Souleymane Keïta, conseiller chargé de missions du président Alpha Condé, coordinateur de la cellule de communication du RPG Arc-en-ciel

Depuis l’annonce du retrait de l’Organisation Internationale de la Francophonie (OIF) du processus électoral en cours en Guinée, les réactions se multiplient chez les acteurs sociopolitiques. Si l’annonce est saluée par les opposants, c’est tout le contraire dans le camp du parti au pouvoir, le RPG Arc-en-ciel. Joint au téléphone par un reporter de Guineematin.com ce lundi 24 février 2020, Souleymane Keïta, coordinateur de la cellule de communication du parti au pouvoir, parle d’une décision « incohérente » qui ne peut pas entraver le déroulement du processus électoral.

Le conseiller chargé de missions du président de la République se dit surpris par la démarche de la Francophonie. « C’est avec un peu de surprise que j’ai appris la nouvelle. L’institution chargée d’organiser les élections en Guinée a souverainement fait appel à l’expertise de la francophonie pour l’aider à faire le suivi de la mise en œuvre des recommandations de l’audit du fichier électoral… Vous avez vu que le retrait des commissaires de l’opposition de la CENI n’a pas empêché la francophonie de continuer à travailler avec l’institution. Avec les commissaires, désormais majoritairement de la mouvance, l’OIF a continué à travailler. Donc, je ne comprends pas que c’est à moins d’une semaine des élections, après avoir participé à toutes les étapes du processus, que l’on trouve les moyens de se retirer », a réagi Souleymane Keïta.

En tout état de cause, le responsable de la communication du RPG Arc-en-ciel soutient que le dernier mot revient à la Commission Électorale Nationale Indépendante (CENI). « De toutes les façons nous, nous pensons que jusqu’à preuve du contraire, en Guinée, c’est la CENI qui organise les élections. C’est à elle seule qu’incombe la responsabilité de la conduite efficace et efficiente du processus électoral. Le reste, moi j’attends de comprendre toutes les raisons profondes qui ont prévalu à la prise de cette décision.
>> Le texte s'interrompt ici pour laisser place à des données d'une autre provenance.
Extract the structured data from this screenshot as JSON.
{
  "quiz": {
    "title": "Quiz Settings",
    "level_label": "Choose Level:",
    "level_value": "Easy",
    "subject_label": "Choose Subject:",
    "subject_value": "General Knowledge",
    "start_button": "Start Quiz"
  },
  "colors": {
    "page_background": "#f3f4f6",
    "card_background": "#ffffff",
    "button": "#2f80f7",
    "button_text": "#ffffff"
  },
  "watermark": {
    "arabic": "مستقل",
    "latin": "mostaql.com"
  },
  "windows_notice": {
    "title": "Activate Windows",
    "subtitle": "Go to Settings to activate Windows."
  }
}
Sinon, selon ce que j’ai lu dans la déclaration de l’OIF, ça me semble plutôt incohérent et maladroit d’autant plus qu’on ne peut pas participer à un processus pendant un an et dire en moins d’une semaine qu’on n’est plus partant. C’est vraiment une démarche incohérente », lance-t-il.

Souleymane Keïta botte en touche l’argument de l’OIF, selon lequel sa décision est motivée par le manque d’inclusivité des élections du 1er mars. Pour lui, cette décision est plutôt politique. « Il y a un autre aspect qui a retenu mon attention. L’OIF dit attendre de voir que l’élection requiert l’inclusivité nécessaire pour reprendre son travail technique. Mais, l’inclusivité est une question de choix politique. Les partis politiques ont décidé librement de ne pas participer aux élections depuis longtemps. On a écouté le président de l’UFR, Sidya Touré, dire qu’en Guinée, la seule élection que nous voulons, c’est l’élection présidentielle. Comme pour dire que les autorités actuelles n’ont pas la possibilité d’exercer leurs prérogatives. Donc, c’est déjà une volonté qu’il a exprimée avant le début du processus électoral de faire en sorte qu’il n’y ait pas d’élections en Guinée, sauf la présidentielle… »

Parlant des incidences de cette position de l’OIF sur le processus électoral en cours, Souleymane Kéita pense qu’il n’en sera rien. « De toutes les façons, le président de la République, qui est le garant des institutions, a l’obligation de continuer d’assumer son rôle régalien. Pour les élections, il appartient à la CENI de les organiser. Un partenaire peut nous assister comme il peut se retirer. Mais, toujours est-il que la responsabilité d’organiser les élections incombe à la CENI. Donc, il n’y aura pas de conséquences », soutient le conseiller chargé de mission à la présidence de la République.